Until I weighed myself at a county fair with and without my camera bag. There was a 40 pound weight difference when I dropped the bag off my shoulder.

Then, in 2000, I ruptured a disc in my back and was in excruciating pain for a month. Two of those weeks I was really unable to move off the floor. All of which came from the repetitive motion of pulling 40 pounds of gear in and out of my vehicle and lugging it around on one shoulder or another.

I learned quickly the value of lightening my load.

I pared down, carrying one body and two zoom lenses. It didn’t inhibit my photography in any way, either.

I still like to travel light. I try to see if I can get away with so little gear that I can carry it on my motorcycle.

A few years ago, the Micro 4/3 system came into being and has piqued my interest ever since. Basically, this system does away with the mirror and prism system in larger traditional digital single lens reflex (DSLR) cameras. They use either the lcd backs or electronic viewfinders for composing the photos.
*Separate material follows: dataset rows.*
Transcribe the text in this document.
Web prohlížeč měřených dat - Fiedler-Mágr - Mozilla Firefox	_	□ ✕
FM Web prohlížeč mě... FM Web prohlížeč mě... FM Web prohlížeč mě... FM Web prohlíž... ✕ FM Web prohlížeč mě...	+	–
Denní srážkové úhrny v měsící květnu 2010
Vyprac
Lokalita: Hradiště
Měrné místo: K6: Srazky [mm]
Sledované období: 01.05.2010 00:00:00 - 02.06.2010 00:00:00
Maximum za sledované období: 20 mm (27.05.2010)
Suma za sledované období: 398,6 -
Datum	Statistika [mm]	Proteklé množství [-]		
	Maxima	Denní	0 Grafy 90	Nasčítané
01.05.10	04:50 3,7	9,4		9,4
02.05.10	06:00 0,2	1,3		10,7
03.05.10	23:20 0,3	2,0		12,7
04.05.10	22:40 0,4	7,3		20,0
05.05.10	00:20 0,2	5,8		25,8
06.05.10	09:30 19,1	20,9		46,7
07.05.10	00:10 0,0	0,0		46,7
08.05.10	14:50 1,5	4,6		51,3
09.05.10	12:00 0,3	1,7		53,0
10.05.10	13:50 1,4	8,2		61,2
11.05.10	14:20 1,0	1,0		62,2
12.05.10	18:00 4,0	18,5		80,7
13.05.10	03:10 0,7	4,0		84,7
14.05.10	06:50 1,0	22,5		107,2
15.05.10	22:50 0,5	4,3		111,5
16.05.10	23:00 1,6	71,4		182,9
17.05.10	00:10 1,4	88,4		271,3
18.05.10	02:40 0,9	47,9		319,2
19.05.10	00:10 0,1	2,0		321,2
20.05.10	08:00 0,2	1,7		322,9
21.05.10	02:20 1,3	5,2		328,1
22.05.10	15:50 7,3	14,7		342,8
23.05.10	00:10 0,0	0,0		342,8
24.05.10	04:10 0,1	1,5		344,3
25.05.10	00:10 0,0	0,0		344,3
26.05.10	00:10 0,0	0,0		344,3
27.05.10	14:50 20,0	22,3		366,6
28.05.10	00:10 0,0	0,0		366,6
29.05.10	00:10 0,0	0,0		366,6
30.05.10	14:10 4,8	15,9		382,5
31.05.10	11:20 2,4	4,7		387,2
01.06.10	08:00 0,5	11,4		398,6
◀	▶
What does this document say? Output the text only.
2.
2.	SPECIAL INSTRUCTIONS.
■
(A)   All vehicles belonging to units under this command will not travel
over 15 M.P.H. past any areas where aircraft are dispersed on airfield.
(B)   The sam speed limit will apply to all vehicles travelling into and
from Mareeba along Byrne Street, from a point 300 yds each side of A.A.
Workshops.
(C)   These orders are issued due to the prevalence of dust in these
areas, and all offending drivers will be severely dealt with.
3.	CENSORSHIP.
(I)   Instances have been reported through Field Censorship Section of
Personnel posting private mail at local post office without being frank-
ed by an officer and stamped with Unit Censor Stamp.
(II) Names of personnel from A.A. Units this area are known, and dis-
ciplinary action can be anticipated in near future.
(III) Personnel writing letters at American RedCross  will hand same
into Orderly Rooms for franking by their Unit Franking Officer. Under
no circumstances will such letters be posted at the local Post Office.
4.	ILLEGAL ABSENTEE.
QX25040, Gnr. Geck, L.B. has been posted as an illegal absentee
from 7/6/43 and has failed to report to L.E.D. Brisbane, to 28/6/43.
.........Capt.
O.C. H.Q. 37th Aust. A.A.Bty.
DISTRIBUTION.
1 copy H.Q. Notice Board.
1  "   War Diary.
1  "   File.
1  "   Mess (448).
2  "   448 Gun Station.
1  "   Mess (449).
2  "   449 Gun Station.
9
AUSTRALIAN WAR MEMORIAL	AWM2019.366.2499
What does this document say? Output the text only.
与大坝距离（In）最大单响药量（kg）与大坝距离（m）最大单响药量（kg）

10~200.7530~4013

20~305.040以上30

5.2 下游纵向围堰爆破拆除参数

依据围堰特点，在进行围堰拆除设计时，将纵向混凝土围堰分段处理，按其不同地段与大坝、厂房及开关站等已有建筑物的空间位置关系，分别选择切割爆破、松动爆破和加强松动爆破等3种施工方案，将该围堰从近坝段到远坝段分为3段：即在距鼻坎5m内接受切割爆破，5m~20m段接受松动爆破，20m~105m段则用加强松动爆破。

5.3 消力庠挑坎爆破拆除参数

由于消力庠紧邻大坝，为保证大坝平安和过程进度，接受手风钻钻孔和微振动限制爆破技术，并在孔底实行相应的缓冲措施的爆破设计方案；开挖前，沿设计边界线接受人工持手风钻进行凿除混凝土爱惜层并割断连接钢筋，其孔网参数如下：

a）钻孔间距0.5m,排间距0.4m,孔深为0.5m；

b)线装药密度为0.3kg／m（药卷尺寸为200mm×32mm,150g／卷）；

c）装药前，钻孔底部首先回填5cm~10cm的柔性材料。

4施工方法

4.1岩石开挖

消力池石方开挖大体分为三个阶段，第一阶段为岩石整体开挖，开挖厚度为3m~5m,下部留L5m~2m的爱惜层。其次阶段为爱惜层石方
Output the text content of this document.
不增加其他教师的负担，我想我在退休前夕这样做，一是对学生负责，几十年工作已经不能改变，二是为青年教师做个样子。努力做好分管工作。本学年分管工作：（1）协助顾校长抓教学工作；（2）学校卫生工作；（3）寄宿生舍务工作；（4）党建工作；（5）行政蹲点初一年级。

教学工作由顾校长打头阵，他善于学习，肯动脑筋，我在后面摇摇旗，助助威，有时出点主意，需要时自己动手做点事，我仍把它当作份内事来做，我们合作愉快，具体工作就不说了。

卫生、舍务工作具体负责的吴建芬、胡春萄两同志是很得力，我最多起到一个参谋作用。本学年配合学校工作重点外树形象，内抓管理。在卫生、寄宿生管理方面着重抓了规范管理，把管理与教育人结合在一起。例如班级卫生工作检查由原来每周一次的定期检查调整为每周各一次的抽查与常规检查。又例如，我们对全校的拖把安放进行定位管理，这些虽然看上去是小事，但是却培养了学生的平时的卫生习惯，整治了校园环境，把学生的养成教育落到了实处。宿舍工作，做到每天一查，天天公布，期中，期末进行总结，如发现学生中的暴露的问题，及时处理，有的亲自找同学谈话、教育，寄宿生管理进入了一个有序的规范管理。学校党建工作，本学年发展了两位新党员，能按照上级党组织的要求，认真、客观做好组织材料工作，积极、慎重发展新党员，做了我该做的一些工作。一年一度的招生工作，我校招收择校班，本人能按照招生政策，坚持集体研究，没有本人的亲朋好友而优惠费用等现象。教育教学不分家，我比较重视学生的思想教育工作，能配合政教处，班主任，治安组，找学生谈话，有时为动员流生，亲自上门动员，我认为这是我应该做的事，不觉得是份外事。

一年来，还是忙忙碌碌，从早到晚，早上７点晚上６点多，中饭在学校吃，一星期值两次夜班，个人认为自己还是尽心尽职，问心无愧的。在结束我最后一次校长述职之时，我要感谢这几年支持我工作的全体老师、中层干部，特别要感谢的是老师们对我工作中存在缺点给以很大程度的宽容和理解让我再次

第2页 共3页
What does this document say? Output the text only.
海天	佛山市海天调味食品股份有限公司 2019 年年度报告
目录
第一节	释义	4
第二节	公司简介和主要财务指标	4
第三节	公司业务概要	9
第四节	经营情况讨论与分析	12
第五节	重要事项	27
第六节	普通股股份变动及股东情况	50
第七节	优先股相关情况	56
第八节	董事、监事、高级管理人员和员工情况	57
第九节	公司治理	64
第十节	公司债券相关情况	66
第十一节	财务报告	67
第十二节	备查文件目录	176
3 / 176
I was fortunate to get a Olympus e-pl1 for a Father’s Day gift not too long ago. Of course, in the march of camera manufacture, the camera has been replaced by four generations of cameras since, so it’s actually kind of a dinosaur in three short years.

But, I have built a little bit of a system around the camera. I have two zoom lenses and a digital viewfinder, which makes for a really small lightweight camera system.

It’s not without its flaws. It’s slow. I mean, sslllloooooowwwwwwwww in terms of responsiveness. It takes forever to focus. Because the sensor is smaller than a dslr’s, the image quality isn’t quite as good, but you probably wouldn’t notice that on a computer screen.

But, what it has allowed me to do in terms of portability is wonderful. It’s a great knock around camera that doesn’t break my back on vacation. It’s been on a few cruises with us, and most recently was one of my go-to cameras on a trip to Guatemala. It means that I don’t have as many excuses for not taking photos; I don’t mind carrying this around with me because of the weight of the thing. I don’t give up a ton of image quality (although I do admit there are some image compromises), and I can hand it to someone to include myself in the photo without the other person being too intimidated.

It’s also much less intimidating to photograph strangers with it. There’s something about a small, tourist-y camera that doesn’t get the subjects’ defenses up like a Nikon bazooka can.

The fun thing has been the images that I’ve produced from the camera. Most people associate good photography with the gear. Granted, the right tools can make your job a lot easier. However, the most important piece of gear is generally located six inches behind the camera, and I’ve been able to create some great images using a camera that many would dismiss due to its physical size.

All of the photos I’ve included in this post have been taken either with the Olympus e-pl1 or a borrowed Canon G7 point and shoot. I’ve seen a lot of amazing images using these mirrorless cameras. In fact, many well-known photographers such as Zack Arias and David Hobby have cut back on their use of DSLRs and embraced smaller systems without sacrificing quality.

I’m often asked by people interested in photography, and I don’t hesitate for them to give a serious look at a mirrorless camera system. Ultimately, their back is going to thank me.